Political Risk Insurance: What it Means, Examples

Political Risk Insurance

Investopedia / Jessica Olah

What Is Political Risk Insurance?

Political risk insurance provides financial protection to investors, financial institutions, and businesses that face the possibility of losing money because of political events. It protects against the possibility that a government will take some action that causes the insured to experience a large financial loss.

Political risk insurance can cover many possibilities, such as expropriation (e.g., government confiscation of property), political violence (e.g., acts of civil unrest or insurrection), the inability to convert local currency and repatriate it, sovereign debt default, and even acts of terrorism and war.

Key Takeaways

  • Political risk insurance provides coverage to investors, financial institutions, and businesses that face financial loss due to political events.
  • Political events covered under political risk insurance include expropriation, political violence, sovereign debt default, and acts of terrorism or war.
  • Political risk insurance brings comfort to companies doing business in developing countries.
  • Common companies that would purchase political risk insurance include multinational corporations, exporters, banks, and infrastructure developers.
  • Political risk insurance policies can be locked in for an extended period of time, reducing the risk of doing business abroad.

Understanding Political Risk Insurance

While emerging markets can present a great opportunity for business growth, they also present greater risks than developed markets.

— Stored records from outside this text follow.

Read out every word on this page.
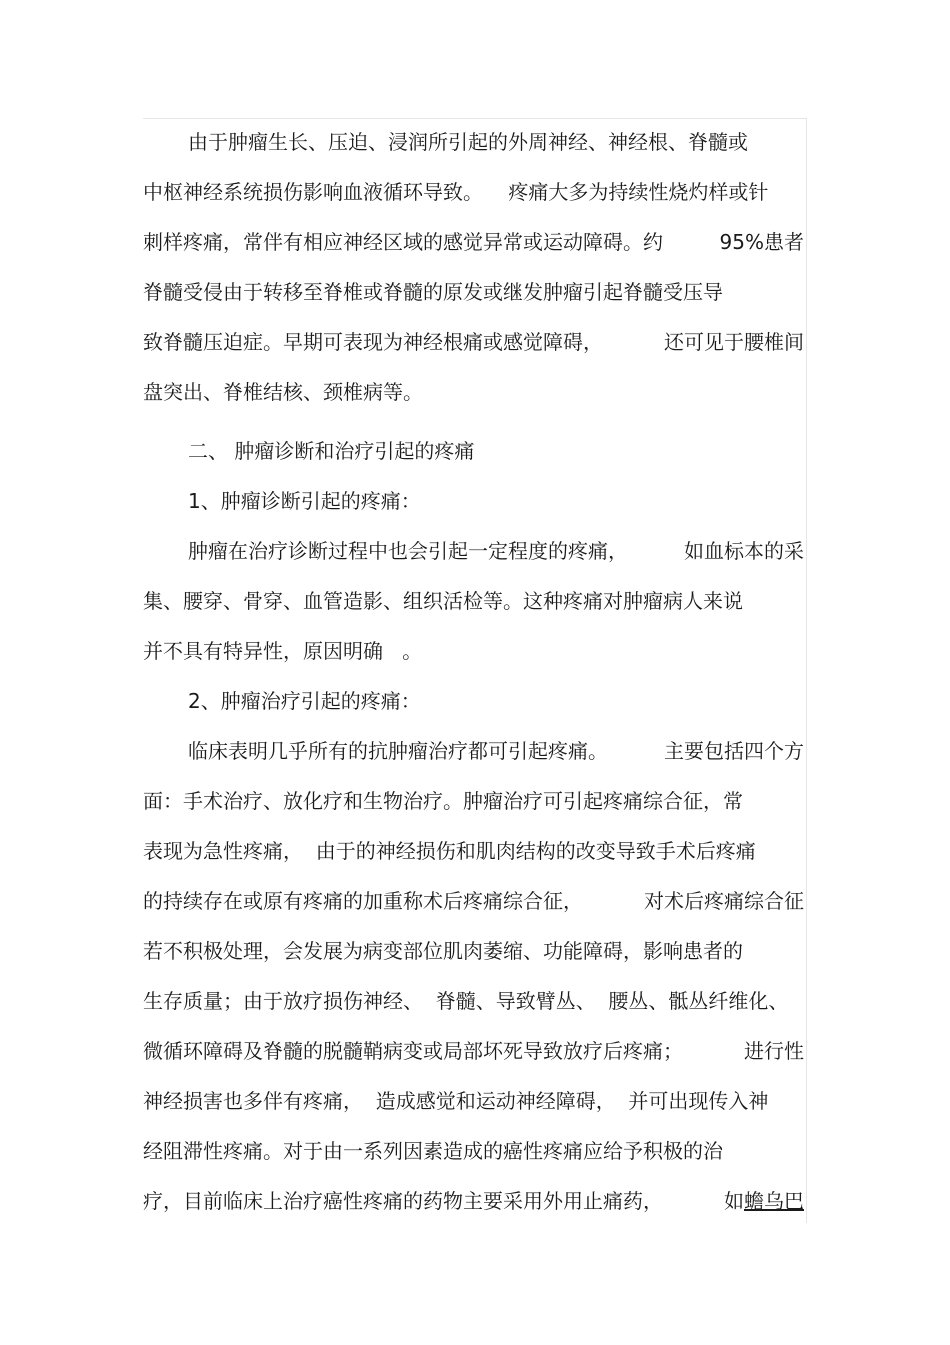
由于肿瘤生长、压迫、浸润所引起的外周神经、神经根、脊髓或
中枢神经系统损伤影响血液循环导致。    疼痛大多为持续性烧灼样或针
刺样疼痛，常伴有相应神经区域的感觉异常或运动障碍。约	95%患者
脊髓受侵由于转移至脊椎或脊髓的原发或继发肿瘤引起脊髓受压导
致脊髓压迫症。早期可表现为神经根痛或感觉障碍，	还可见于腰椎间
盘突出、脊椎结核、颈椎病等。
二、 肿瘤诊断和治疗引起的疼痛
1、肿瘤诊断引起的疼痛：
肿瘤在治疗诊断过程中也会引起一定程度的疼痛，	如血标本的采
集、腰穿、骨穿、血管造影、组织活检等。这种疼痛对肿瘤病人来说
并不具有特异性，原因明确   。
2、肿瘤治疗引起的疼痛：
临床表明几乎所有的抗肿瘤治疗都可引起疼痛。	主要包括四个方
面：手术治疗、放化疗和生物治疗。肿瘤治疗可引起疼痛综合征，常
表现为急性疼痛，  由于的神经损伤和肌肉结构的改变导致手术后疼痛
的持续存在或原有疼痛的加重称术后疼痛综合征，	对术后疼痛综合征
若不积极处理，会发展为病变部位肌肉萎缩、功能障碍，影响患者的
生存质量；由于放疗损伤神经、  脊髓、导致臂丛、  腰丛、骶丛纤维化、
微循环障碍及脊髓的脱髓鞘病变或局部坏死导致放疗后疼痛；	进行性
神经损害也多伴有疼痛，  造成感觉和运动神经障碍，  并可出现传入神
经阻滞性疼痛。对于由一系列因素造成的癌性疼痛应给予积极的治
疗，目前临床上治疗癌性疼痛的药物主要采用外用止痛药，	如蟾乌巴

Political turbulence can cause assets to decline severely in value or to be destroyed or confiscated and lose value altogether. Without political risk insurance, businesses would be especially reluctant to operate in developing countries with above-average levels of political instability that threaten their assets and their ability to operate smoothly.

Types of companies that might purchase political risk insurance include multinational corporations, exporters, banks, and infrastructure developers. Policies are customized to each client’s needs. They can cover one or multiple countries and can have longer terms and multimillion-dollar coverage amounts.

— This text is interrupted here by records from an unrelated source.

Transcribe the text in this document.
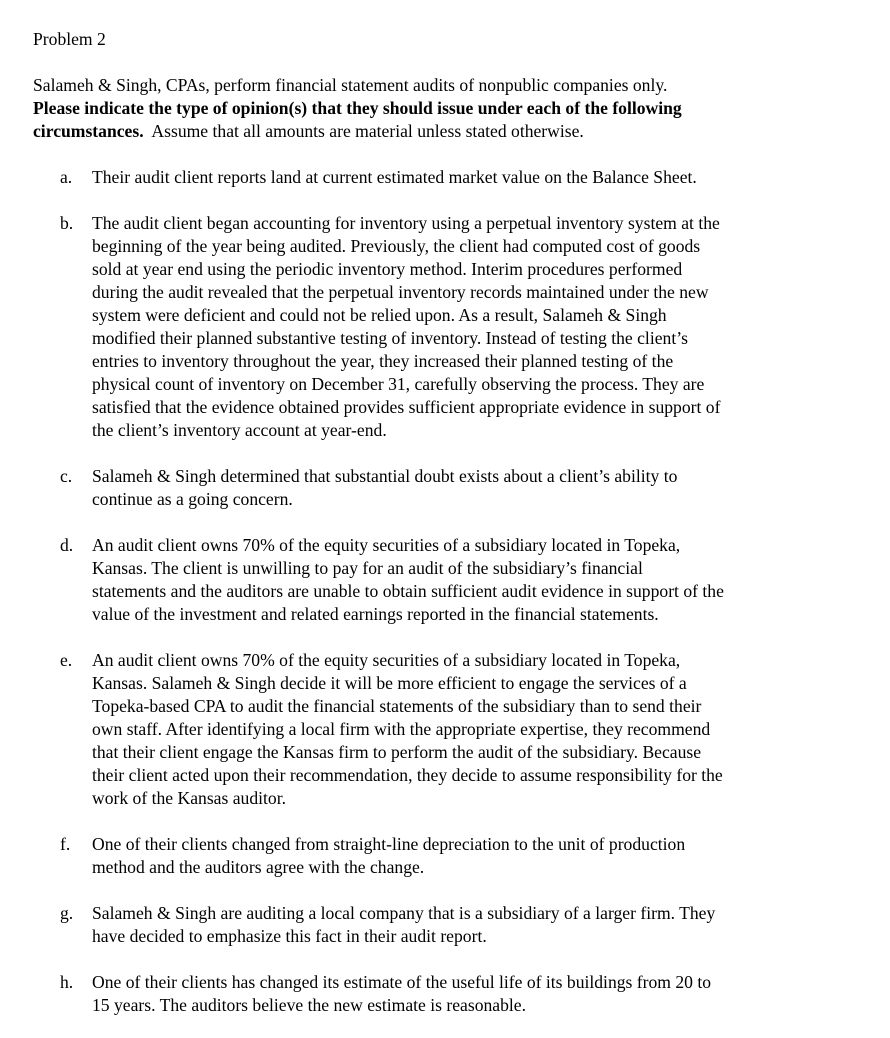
Problem 2
Salameh & Singh, CPAs, perform financial statement audits of nonpublic companies only.
Please indicate the type of opinion(s) that they should issue under each of the following
circumstances.  Assume that all amounts are material unless stated otherwise.
a.	Their audit client reports land at current estimated market value on the Balance Sheet.
b.	The audit client began accounting for inventory using a perpetual inventory system at the
beginning of the year being audited. Previously, the client had computed cost of goods
sold at year end using the periodic inventory method. Interim procedures performed
during the audit revealed that the perpetual inventory records maintained under the new
system were deficient and could not be relied upon. As a result, Salameh & Singh
modified their planned substantive testing of inventory. Instead of testing the client’s
entries to inventory throughout the year, they increased their planned testing of the
physical count of inventory on December 31, carefully observing the process. They are
satisfied that the evidence obtained provides sufficient appropriate evidence in support of
the client’s inventory account at year-end.
c.	Salameh & Singh determined that substantial doubt exists about a client’s ability to
continue as a going concern.
d.	An audit client owns 70% of the equity securities of a subsidiary located in Topeka,
Kansas. The client is unwilling to pay for an audit of the subsidiary’s financial
statements and the auditors are unable to obtain sufficient audit evidence in support of the
value of the investment and related earnings reported in the financial statements.
e.	An audit client owns 70% of the equity securities of a subsidiary located in Topeka,
Kansas. Salameh & Singh decide it will be more efficient to engage the services of a
Topeka-based CPA to audit the financial statements of the subsidiary than to send their
own staff. After identifying a local firm with the appropriate expertise, they recommend
that their client engage the Kansas firm to perform the audit of the subsidiary. Because
their client acted upon their recommendation, they decide to assume responsibility for the
work of the Kansas auditor.
f.	One of their clients changed from straight-line depreciation to the unit of production
method and the auditors agree with the change.
g.	Salameh & Singh are auditing a local company that is a subsidiary of a larger firm. They
have decided to emphasize this fact in their audit report.
h.	One of their clients has changed its estimate of the useful life of its buildings from 20 to
15 years. The auditors believe the new estimate is reasonable.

The ability to lock in an insurance policy for many years—up to 15 years, for example, with one major issuer—is a key feature of political risk insurance. Many business opportunities require years to carry out, and political conditions can change dramatically in a short time. If a business knows that it will be insured against political risks for years regardless of what happens, it can confidently proceed with activities that might otherwise be too risky to pursue.

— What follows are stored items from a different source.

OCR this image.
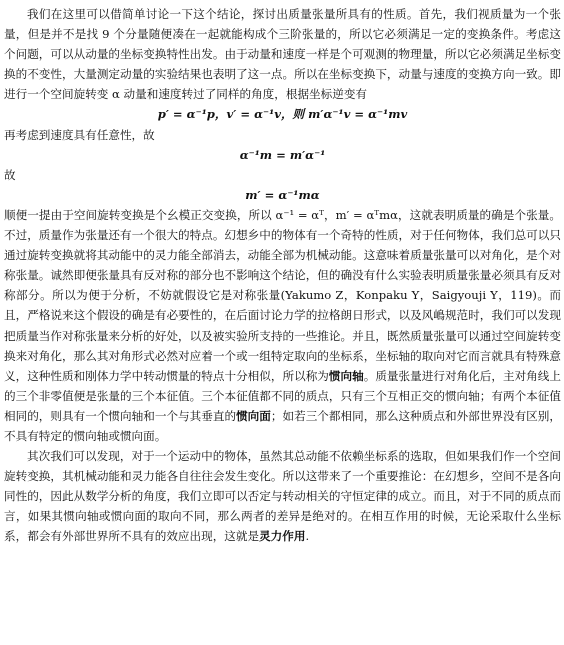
我们在这里可以借简单讨论一下这个结论，探讨出质量张量所具有的性质。首先，我们视质量为一个张量，但是并不是找 9 个分量随便凑在一起就能构成个三阶张量的，所以它必须满足一定的变换条件。考虑这个问题，可以从动量的坐标变换特性出发。由于动量和速度一样是个可观测的物理量，所以它必须满足坐标变换的不变性，大量测定动量的实验结果也表明了这一点。所以在坐标变换下，动量与速度的变换方向一致。即进行一个空间旋转变 α 动量和速度转过了同样的角度，根据坐标逆变有

p′ = α⁻¹p，v′ = α⁻¹v，则 m′α⁻¹v = α⁻¹mv

再考虑到速度具有任意性，故

α⁻¹m = m′α⁻¹

故

m′ = α⁻¹mα

顺便一提由于空间旋转变换是个幺模正交变换，所以 α⁻¹ = αᵀ，m′ = αᵀmα，这就表明质量的确是个张量。不过，质量作为张量还有一个很大的特点。幻想乡中的物体有一个奇特的性质，对于任何物体，我们总可以只通过旋转变换就将其动能中的灵力能全部消去，动能全部为机械动能。这意味着质量张量可以对角化，是个对称张量。诚然即便张量具有反对称的部分也不影响这个结论，但的确没有什么实验表明质量张量必须具有反对称部分。所以为便于分析，不妨就假设它是对称张量(Yakumo Z，Konpaku Y，Saigyouji Y，119)。而且，严格说来这个假设的确是有必要性的，在后面讨论力学的拉格朗日形式，以及风嶋规范时，我们可以发现把质量当作对称张量来分析的好处，以及被实验所支持的一些推论。并且，既然质量张量可以通过空间旋转变换来对角化，那么其对角形式必然对应着一个或一组特定取向的坐标系，坐标轴的取向对它而言就具有特殊意义，这种性质和刚体力学中转动惯量的特点十分相似，所以称为惯向轴。质量张量进行对角化后，主对角线上的三个非零值便是张量的三个本征值。三个本征值都不同的质点，只有三个互相正交的惯向轴；有两个本征值相同的，则具有一个惯向轴和一个与其垂直的惯向面；如若三个都相同，那么这种质点和外部世界没有区别，不具有特定的惯向轴或惯向面。

其次我们可以发现，对于一个运动中的物体，虽然其总动能不依赖坐标系的选取，但如果我们作一个空间旋转变换，其机械动能和灵力能各自往往会发生变化。所以这带来了一个重要推论：在幻想乡，空间不是各向同性的，因此从数学分析的角度，我们立即可以否定与转动相关的守恒定律的成立。而且，对于不同的质点而言，如果其惯向轴或惯向面的取向不同，那么两者的差异是绝对的。在相互作用的时候，无论采取什么坐标系，都会有外部世界所不具有的效应出现，这就是灵力作用.
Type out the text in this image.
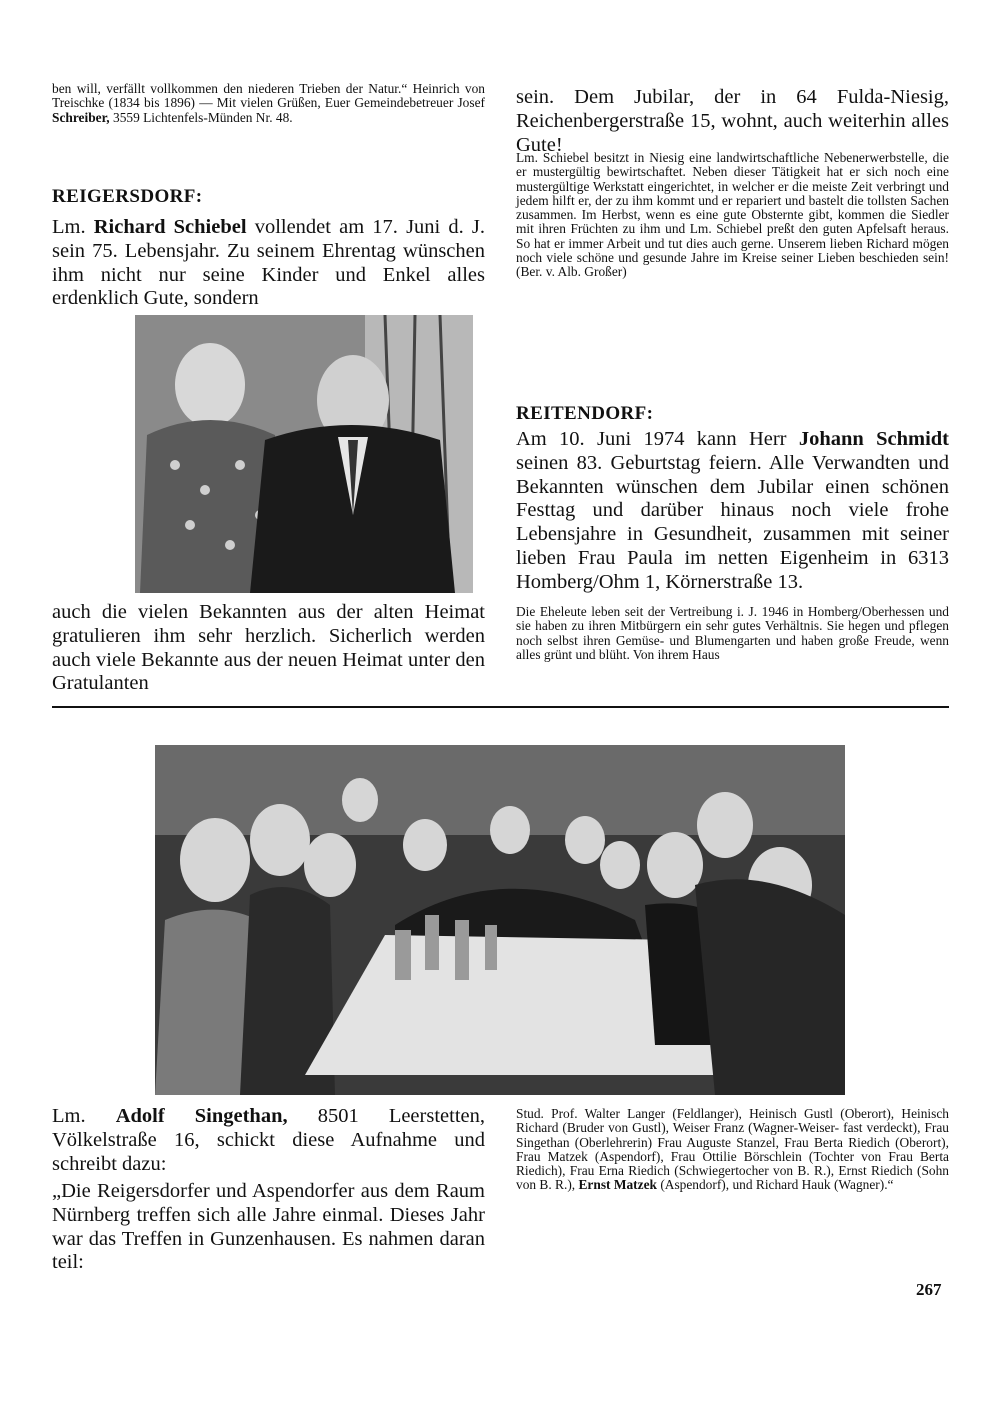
ben will, verfällt vollkommen den niederen Trieben der Natur.“ Heinrich von Treischke (1834 bis 1896) — Mit vielen Grüßen, Euer Gemeindebetreuer Josef Schreiber, 3559 Lichtenfels-Münden Nr. 48.
REIGERSDORF:
Lm. Richard Schiebel vollendet am 17. Juni d. J. sein 75. Lebensjahr. Zu seinem Ehrentag wünschen ihm nicht nur seine Kinder und Enkel alles erdenklich Gute, sondern
auch die vielen Bekannten aus der alten Heimat gratulieren ihm sehr herzlich. Sicherlich werden auch viele Bekannte aus der neuen Heimat unter den Gratulanten
sein. Dem Jubilar, der in 64 Fulda-Niesig, Reichenbergerstraße 15, wohnt, auch weiterhin alles Gute!
Lm. Schiebel besitzt in Niesig eine landwirtschaftliche Nebenerwerbstelle, die er mustergültig bewirtschaftet. Neben dieser Tätigkeit hat er sich noch eine mustergültige Werkstatt eingerichtet, in welcher er die meiste Zeit verbringt und jedem hilft er, der zu ihm kommt und er repariert und bastelt die tollsten Sachen zusammen. Im Herbst, wenn es eine gute Obsternte gibt, kommen die Siedler mit ihren Früchten zu ihm und Lm. Schiebel preßt den guten Apfelsaft heraus. So hat er immer Arbeit und tut dies auch gerne. Unserem lieben Richard mögen noch viele schöne und gesunde Jahre im Kreise seiner Lieben beschieden sein! (Ber. v. Alb. Großer)
REITENDORF:
Am 10. Juni 1974 kann Herr Johann Schmidt seinen 83. Geburtstag feiern. Alle Verwandten und Bekannten wünschen dem Jubilar einen schönen Festtag und darüber hinaus noch viele frohe Lebensjahre in Gesundheit, zusammen mit seiner lieben Frau Paula im netten Eigenheim in 6313 Homberg/Ohm 1, Körnerstraße 13.
Die Eheleute leben seit der Vertreibung i. J. 1946 in Homberg/Oberhessen und sie haben zu ihren Mitbürgern ein sehr gutes Verhältnis. Sie hegen und pflegen noch selbst ihren Gemüse- und Blumengarten und haben große Freude, wenn alles grünt und blüht. Von ihrem Haus
Lm. Adolf Singethan, 8501 Leerstetten, Völkelstraße 16, schickt diese Aufnahme und schreibt dazu:
„Die Reigersdorfer und Aspendorfer aus dem Raum Nürnberg treffen sich alle Jahre einmal. Dieses Jahr war das Treffen in Gunzenhausen. Es nahmen daran teil:
Stud. Prof. Walter Langer (Feldlanger), Heinisch Gustl (Oberort), Heinisch Richard (Bruder von Gustl), Weiser Franz (Wagner-Weiser- fast verdeckt), Frau Singethan (Oberlehrerin) Frau Auguste Stanzel, Frau Berta Riedich (Oberort), Frau Matzek (Aspendorf), Frau Ottilie Börschlein (Tochter von Frau Berta Riedich), Frau Erna Riedich (Schwiegertocher von B. R.), Ernst Riedich (Sohn von B. R.), Ernst Matzek (Aspendorf), und Richard Hauk (Wagner).“
267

Examples of Political Risk Insurance 

Political risk insurance can protect physical assets, stock investments, purchase contracts, and international loans. For example, Company ABC, a multinational corporation has a contract to provide drones to a foreign government. Company ABC manufactures and ships all the drones, but after the shipment, the government becomes insolvent and is unable to pay the balance owed. In this instance, Company ABC's political risk insurance would cover the loss.

Similarly, a new government comes into power and changes import regulations in a way that means that the drone shipment can no longer enter the country. Again, Company ABC's' political risk insurance would cover the loss.

Another example is Joe's Car Shop, an automobile manufacturer that set up a plant in a developing country and suffers a risk of losing its plant following a coup in the country. If after the coup, the national government declares its ownership of all formerly private factories, political risk insurance could compensate Joe's Car Shop for the loss of its plant.